Healthcare startup UpStream is trying to reshape the healthcare landscape, offering patients a more relaxed, personal approach to a doctor’s office visit.
- Fergus Hoban’s new company UpStream focuses on creating integrated primary care physician services in networks and independent systems.
- In this system, a team of nurses and doctors are led by a prescribing pharmacist to provide lower-cost, better-quality healthcare to Medicare patients.
- Hoban’s model begins with a conversation, allowing a patient to build trust with their doctor who will have more time to sit and converse with a patient before diving into finding a solution.
- “As we introduce this model into the American environment, and we speak with patients who really feel the healthcare system has been acting on them, as opposed to reacting for them. You get that profound connection with the patient that makes all the difference,” Hoban says.
- On Thursday, the company announced that it has raised $140 million—bringing total funding for the startup to nearly $185 million.
Why it’s news
In typical American healthcare systems, a pharmacist is relatively out of the loop when it comes to patient care. A primary care doctor prescribes medication, but the pharmacist distributing the medicine is unfamiliar with patient history. Hoban’s method changes this.
UpStream CEO Sanjay Doddamani explains that the current model of healthcare is “underutilizing the expertise of a pharmacist who’s spent four years in pharmacy school and two years in fellowship. They have tremendous expertise, they know disease states, yet we have not used them.”
This integration of healthcare is what makes UpStream stand out from other healthcare companies.
Funding for the company is only growing. After several recent deals with Tidewater Physicians and Medical University of South Carolina, Doddamani says the company should end the year with around $950 million. Next year, he expects the company to reach $1.75 billion.
With the growth in funding, Doddamani says the company will have room to grow while keeping the required capital reserves on hand.
Doddamani became CEO of the company in 2021 and has since rapidly expanded the company’s reach. Now, UpStream has nearly 300 employees who work with almost 3,000 physicians. They have been able to provide care for more than 175,000 patients.
Backing up a bit
Though Hoban is originally from Ireland, he became fascinated with the American healthcare system as he says it is, “the last country in the world that believes that the competitive economic framework can solve this greatest of human problems.”
One of the faults of the current system, Hoban explains, is a focus on “downstream care.” This method looks to patients when they become sick rather than focusing on promoting healthful habits.

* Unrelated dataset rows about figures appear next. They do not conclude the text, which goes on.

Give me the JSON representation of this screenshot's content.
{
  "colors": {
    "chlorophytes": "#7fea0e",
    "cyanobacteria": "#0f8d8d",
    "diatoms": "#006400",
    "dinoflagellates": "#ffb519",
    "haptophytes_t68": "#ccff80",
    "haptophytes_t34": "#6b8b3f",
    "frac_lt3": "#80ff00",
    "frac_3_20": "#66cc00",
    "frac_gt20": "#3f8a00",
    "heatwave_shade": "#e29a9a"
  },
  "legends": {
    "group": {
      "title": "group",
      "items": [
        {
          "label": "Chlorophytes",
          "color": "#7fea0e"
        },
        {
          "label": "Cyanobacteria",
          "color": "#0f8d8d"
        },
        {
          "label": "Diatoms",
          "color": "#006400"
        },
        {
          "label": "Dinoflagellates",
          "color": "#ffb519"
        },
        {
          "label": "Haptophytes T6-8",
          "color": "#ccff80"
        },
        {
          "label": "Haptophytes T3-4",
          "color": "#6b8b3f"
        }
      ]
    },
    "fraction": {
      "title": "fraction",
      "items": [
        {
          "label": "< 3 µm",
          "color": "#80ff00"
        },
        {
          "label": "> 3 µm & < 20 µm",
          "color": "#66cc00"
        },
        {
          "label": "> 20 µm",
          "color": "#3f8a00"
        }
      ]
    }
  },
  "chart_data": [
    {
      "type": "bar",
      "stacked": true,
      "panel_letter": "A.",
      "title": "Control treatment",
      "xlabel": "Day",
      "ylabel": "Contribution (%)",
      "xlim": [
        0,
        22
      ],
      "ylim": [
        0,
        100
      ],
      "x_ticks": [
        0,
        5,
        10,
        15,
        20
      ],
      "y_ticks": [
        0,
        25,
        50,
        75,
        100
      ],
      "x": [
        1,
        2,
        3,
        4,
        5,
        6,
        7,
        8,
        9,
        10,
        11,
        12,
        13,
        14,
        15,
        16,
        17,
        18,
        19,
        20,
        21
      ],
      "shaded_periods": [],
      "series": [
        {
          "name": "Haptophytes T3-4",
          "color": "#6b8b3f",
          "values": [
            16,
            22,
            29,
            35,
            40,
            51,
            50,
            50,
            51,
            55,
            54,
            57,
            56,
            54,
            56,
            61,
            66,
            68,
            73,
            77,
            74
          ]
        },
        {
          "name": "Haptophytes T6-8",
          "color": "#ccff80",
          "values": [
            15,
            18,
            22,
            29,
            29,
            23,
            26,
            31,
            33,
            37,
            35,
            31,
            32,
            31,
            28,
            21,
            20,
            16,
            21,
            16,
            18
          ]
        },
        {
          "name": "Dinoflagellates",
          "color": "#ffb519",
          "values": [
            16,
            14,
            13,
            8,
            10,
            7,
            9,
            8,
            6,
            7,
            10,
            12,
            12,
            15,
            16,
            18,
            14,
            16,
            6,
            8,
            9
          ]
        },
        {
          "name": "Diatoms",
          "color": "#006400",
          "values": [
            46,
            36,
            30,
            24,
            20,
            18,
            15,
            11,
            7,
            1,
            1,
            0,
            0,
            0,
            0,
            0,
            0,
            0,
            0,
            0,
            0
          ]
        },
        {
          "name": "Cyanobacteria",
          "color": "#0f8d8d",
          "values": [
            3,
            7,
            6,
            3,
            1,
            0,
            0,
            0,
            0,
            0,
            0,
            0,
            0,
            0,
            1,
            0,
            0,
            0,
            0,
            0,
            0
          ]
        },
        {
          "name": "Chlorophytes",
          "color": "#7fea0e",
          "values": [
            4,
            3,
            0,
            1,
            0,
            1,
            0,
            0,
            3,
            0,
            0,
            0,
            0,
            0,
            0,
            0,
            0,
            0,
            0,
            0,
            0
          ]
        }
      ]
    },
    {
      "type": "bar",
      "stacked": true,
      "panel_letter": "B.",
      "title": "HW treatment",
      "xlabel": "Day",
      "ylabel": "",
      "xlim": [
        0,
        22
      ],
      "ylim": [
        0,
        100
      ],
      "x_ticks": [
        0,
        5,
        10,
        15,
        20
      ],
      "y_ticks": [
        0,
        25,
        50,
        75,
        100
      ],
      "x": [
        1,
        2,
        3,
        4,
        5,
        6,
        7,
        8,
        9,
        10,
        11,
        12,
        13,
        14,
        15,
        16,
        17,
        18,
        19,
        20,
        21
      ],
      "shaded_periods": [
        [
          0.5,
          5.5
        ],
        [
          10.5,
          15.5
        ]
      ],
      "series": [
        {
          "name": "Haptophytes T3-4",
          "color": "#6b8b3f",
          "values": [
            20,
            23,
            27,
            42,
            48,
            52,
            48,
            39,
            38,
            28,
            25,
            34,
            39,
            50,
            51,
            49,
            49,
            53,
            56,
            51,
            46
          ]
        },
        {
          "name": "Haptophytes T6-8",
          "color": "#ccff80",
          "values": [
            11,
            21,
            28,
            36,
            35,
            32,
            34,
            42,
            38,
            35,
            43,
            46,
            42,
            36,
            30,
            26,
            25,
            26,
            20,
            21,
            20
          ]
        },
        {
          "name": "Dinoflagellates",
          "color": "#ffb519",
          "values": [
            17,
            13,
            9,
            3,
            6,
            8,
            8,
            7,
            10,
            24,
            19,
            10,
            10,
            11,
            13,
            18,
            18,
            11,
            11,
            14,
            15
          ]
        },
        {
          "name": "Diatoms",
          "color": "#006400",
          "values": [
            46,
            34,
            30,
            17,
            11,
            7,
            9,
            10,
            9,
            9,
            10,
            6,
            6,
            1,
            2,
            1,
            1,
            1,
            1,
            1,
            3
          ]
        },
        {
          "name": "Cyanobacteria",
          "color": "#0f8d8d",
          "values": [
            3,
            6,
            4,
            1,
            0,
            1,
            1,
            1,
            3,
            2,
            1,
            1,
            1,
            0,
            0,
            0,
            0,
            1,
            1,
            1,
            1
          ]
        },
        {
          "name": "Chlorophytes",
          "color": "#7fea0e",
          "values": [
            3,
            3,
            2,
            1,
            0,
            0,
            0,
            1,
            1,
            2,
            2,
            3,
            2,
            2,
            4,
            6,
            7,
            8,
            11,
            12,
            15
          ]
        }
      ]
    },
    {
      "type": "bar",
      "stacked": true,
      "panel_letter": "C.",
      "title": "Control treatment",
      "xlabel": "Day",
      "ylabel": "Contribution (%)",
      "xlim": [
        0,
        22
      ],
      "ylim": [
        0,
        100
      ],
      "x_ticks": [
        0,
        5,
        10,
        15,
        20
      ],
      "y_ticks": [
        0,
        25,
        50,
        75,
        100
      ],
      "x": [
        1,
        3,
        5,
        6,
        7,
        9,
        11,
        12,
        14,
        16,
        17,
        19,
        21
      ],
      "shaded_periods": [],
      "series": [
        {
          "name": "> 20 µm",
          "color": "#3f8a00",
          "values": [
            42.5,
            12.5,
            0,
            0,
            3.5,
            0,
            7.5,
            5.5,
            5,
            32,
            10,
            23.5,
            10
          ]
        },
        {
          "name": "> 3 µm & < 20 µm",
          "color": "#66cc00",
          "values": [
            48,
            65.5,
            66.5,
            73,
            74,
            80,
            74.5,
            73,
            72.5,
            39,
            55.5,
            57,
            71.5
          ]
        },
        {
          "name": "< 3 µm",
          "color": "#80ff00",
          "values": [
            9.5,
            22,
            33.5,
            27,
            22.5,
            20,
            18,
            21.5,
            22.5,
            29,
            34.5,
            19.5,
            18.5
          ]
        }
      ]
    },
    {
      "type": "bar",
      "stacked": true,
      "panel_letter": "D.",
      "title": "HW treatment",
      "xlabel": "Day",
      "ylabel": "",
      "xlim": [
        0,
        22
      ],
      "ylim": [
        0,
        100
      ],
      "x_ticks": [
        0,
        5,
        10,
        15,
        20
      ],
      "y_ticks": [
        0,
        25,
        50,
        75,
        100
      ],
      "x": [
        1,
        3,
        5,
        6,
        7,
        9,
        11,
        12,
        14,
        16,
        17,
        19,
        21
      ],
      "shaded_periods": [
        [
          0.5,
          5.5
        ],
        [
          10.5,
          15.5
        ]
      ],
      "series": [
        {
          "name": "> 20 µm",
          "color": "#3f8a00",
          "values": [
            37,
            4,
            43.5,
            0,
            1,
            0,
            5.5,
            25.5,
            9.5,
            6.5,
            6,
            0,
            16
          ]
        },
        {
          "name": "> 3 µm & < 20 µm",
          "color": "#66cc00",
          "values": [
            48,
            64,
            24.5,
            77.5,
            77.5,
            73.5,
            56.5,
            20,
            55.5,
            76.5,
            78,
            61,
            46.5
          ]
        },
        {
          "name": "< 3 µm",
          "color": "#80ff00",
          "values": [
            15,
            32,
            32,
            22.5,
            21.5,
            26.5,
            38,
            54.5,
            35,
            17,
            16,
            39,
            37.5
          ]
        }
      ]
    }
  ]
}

The passage of the Affordable Care Act prompted Hoban to leave Ireland and move to Omaha, Nebraska. With the new framework established by the Affordable Care Act, Accountable Care Organizations were created to incentivize Centers for Medicare and Medicaid Services (CMS) to provide better care to Medicare patients. Facilities that provided better outcomes for lower costs received compensation.
In Nebraska, Hoban founded Think Whole Person Healthcare—the prototype for UpStream. Hoban says the Omaha branch became “enormously effective.”